The technology presented in the paper is pretty bleeding edge and represents 2 years of instrumentation and development work. They present a prototype PET unit for use in a small animal MR magnet operating at 7T. Their solution to solving the problem of detecting light from the scintillator crystals was to use position sensitive photodiodes, which are less prone to distortions from magnetic field effects. In order to reduce electrical noise in the detectors, the authors used a cold nitrogen gas to cool the detectors. This is understandably a significant limitation for real world clinical work, but not insurmountable. Several interesting effects were noted with using the photodiodes and fiberoptic coupling and are nicely illustrated with sample images.
Some very interesting development work here that shows a lot of potential. It's not the first PET/MRI hybrid unit developed or the only one being worked on, but the design and implementation the authors have come up with has the potential of retrofitting existing MR scanners with the capability rather than having to get a new magnet. Obviously it's still several years away from any kind of implementation for human use, but in the meantime a working unit for small animal imaging would probably yield some very useful information for researchers.

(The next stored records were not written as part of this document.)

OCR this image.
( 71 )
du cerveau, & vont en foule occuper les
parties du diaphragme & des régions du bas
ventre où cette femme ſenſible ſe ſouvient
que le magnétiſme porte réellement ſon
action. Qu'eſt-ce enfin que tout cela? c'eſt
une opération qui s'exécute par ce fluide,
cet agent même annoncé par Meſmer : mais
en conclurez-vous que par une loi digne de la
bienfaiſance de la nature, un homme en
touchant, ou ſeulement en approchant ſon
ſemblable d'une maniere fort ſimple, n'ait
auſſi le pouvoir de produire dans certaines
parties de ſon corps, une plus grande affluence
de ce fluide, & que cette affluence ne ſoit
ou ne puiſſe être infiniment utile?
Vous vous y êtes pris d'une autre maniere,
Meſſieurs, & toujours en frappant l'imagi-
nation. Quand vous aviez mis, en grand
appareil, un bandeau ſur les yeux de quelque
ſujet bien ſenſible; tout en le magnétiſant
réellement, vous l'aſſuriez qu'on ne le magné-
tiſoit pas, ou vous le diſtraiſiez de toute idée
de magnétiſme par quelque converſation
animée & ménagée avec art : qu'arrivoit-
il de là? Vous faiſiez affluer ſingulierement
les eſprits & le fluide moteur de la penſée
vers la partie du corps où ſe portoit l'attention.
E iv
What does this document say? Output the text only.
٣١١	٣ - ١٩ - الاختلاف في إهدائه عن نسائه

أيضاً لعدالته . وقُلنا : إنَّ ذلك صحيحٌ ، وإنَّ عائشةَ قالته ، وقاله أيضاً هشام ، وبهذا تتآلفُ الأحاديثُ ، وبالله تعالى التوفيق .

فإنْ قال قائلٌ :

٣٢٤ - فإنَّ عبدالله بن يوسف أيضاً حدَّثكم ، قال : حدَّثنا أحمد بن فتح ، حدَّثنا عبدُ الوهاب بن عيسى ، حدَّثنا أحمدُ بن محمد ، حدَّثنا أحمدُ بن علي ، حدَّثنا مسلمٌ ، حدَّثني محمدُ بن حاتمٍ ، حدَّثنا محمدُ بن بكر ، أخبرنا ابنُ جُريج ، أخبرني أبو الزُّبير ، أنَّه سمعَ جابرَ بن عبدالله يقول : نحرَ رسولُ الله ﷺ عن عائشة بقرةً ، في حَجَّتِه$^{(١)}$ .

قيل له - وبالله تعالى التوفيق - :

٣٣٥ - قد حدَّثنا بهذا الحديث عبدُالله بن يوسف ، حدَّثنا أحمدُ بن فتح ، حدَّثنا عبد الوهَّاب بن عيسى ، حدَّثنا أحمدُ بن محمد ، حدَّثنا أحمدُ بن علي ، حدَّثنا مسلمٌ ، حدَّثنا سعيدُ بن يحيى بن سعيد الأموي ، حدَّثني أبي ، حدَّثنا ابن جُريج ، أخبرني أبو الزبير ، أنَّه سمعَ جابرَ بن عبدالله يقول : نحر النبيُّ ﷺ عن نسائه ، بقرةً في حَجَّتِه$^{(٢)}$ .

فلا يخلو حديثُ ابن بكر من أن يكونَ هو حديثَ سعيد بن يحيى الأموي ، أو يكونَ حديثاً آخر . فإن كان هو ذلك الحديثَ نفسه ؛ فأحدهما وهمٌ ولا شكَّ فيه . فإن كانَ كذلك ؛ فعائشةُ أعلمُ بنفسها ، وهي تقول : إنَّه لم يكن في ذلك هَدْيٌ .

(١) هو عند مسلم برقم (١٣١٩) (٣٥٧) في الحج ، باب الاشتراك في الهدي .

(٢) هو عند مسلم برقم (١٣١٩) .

Ciprian Catana, Yibao Wu, Martin S. Judenhofer, Jinyi Qi, Bernd J. Pichler and Simon R. Cherry, "Simultaneous Acquisition of Multislice PET and MR Images: Initial Results with a MR-Compatible PET Scanner", J Nucl Med 47: 1968-1976
PET and MRI are powerful imaging techniques that are largely complementary in the information they provide. We have designed and built a MR-compatible PET scanner based on avalanche photodiode technology that allows simultaneous acquisition of PET and MR images in small animals. Methods: The PET scanner insert uses magnetic field-insensitive, position-sensitive avalanche photodiode (PSAPD) detectors coupled, via short lengths of optical fibers, to arrays of lutetium oxyorthosilicate (LSO) scintillator crystals. The optical fibers are used to minimize electromagnetic interference between the radiofrequency and gradient coils and the PET detector system. The PET detector module components and the complete PET insert assembly are described. PET data were acquired with and without MR sequences running, and detector flood histograms were compared with the ones generated from the data acquired outside the magnet. A uniform MR phantom was also imaged to assess the effect of the PET detector on the MR data acquisition. Simultaneous PET and MRI studies of a mouse were performed ex vivo. Results: PSAPDs can be successfully used to read out large numbers of scintillator crystals coupled through optical fibers with acceptable performance in terms of energy and timing resolution and crystal identification. The PSAPD-LSO detector performs well in the 7-T magnet, and no visible artifacts are detected in the MR images using standard pulse sequences. Conclusion: The first images from the complete system have been successfully acquired and reconstructed, demonstrating that simultaneous PET and MRI studies are feasible and opening up interesting possibilities for dual-modality molecular imaging studies.